Bunun Türkçe’sini görsellerle anlatmak gerekirse hedef koyarken diyoruz ki;

Oysa ki kilo verme hedefini başarabilmek için onlarca, kimi daha karmaşık hedeflerde yüzlerce hatta binlerce alt davranışı başarı ile oluşturmak gerekiyor.

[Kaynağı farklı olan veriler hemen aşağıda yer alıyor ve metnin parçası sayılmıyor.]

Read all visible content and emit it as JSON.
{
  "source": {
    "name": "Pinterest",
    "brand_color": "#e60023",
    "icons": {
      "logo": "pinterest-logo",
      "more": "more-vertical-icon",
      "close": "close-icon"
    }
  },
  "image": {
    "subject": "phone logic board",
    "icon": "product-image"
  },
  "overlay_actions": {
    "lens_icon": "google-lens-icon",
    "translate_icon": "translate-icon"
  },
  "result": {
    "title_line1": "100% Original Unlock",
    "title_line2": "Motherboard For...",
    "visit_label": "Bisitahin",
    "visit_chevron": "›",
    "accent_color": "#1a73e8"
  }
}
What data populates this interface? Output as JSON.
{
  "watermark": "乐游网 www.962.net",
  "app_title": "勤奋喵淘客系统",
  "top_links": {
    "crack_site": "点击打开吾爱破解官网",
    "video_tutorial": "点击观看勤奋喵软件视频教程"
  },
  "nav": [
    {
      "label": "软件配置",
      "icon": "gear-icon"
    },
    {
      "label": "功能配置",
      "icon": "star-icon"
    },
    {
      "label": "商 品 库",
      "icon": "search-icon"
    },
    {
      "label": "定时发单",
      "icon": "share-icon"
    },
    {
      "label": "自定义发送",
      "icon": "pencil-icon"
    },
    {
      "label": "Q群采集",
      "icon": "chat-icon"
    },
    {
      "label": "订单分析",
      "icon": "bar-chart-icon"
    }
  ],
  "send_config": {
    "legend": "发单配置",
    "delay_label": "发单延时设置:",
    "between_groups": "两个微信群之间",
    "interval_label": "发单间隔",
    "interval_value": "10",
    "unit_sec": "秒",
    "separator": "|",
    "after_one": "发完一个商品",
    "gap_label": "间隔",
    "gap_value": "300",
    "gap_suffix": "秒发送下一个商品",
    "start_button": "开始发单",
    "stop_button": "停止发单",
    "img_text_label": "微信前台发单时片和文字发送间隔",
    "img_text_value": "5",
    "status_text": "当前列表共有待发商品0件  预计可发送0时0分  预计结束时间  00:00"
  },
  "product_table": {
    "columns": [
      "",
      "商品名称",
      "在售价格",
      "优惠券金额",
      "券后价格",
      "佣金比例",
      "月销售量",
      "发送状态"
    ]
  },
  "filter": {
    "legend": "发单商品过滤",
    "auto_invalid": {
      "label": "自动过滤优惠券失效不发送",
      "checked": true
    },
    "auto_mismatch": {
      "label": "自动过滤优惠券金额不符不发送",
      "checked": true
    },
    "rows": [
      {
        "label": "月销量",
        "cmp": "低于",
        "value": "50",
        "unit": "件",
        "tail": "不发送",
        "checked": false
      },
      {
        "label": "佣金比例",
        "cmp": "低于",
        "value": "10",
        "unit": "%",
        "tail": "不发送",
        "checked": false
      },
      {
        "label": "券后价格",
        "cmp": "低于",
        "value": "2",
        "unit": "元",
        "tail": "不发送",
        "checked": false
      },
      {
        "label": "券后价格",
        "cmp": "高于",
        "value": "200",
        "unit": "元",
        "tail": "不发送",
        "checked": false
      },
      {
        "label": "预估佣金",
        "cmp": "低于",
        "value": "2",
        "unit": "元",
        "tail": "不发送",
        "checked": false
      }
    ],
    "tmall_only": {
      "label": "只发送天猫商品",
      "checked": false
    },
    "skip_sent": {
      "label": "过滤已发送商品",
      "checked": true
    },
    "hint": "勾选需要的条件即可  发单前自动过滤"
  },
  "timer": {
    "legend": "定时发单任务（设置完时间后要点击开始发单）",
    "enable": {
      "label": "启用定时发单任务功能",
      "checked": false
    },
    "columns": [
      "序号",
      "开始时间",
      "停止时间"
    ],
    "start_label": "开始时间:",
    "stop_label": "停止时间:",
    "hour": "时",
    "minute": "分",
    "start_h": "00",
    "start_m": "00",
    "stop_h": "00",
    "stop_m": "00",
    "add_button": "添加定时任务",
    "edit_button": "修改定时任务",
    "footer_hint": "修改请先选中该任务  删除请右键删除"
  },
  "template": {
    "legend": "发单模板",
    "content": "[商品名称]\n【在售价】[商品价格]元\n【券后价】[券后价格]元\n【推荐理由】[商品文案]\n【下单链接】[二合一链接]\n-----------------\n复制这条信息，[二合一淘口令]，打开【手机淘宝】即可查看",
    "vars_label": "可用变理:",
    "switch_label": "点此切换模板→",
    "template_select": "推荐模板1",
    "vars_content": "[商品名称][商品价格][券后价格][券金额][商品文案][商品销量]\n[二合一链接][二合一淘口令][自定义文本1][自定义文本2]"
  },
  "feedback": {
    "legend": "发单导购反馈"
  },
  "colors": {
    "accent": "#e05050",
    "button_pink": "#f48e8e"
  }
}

Örneğin kilo verme hedefine ulaşmak ve bunu sürdürülebilir olarak korumak için farklı alt alışkanlıklar yaratıyoruz:

Kişiye göre bu liste uzayıp gidiyor.

Sıkıntı şu ki biz hedefi kilo vermek olarak koyduğumuz için genelde sadece sabahları yer çekimine karşı ağırlığımıza bakarak başarımızı değerlendiriyor; mucizevi bir şekilde 12 kilo vermediğimiz zaman da sevinç nidaları atmıyoruz.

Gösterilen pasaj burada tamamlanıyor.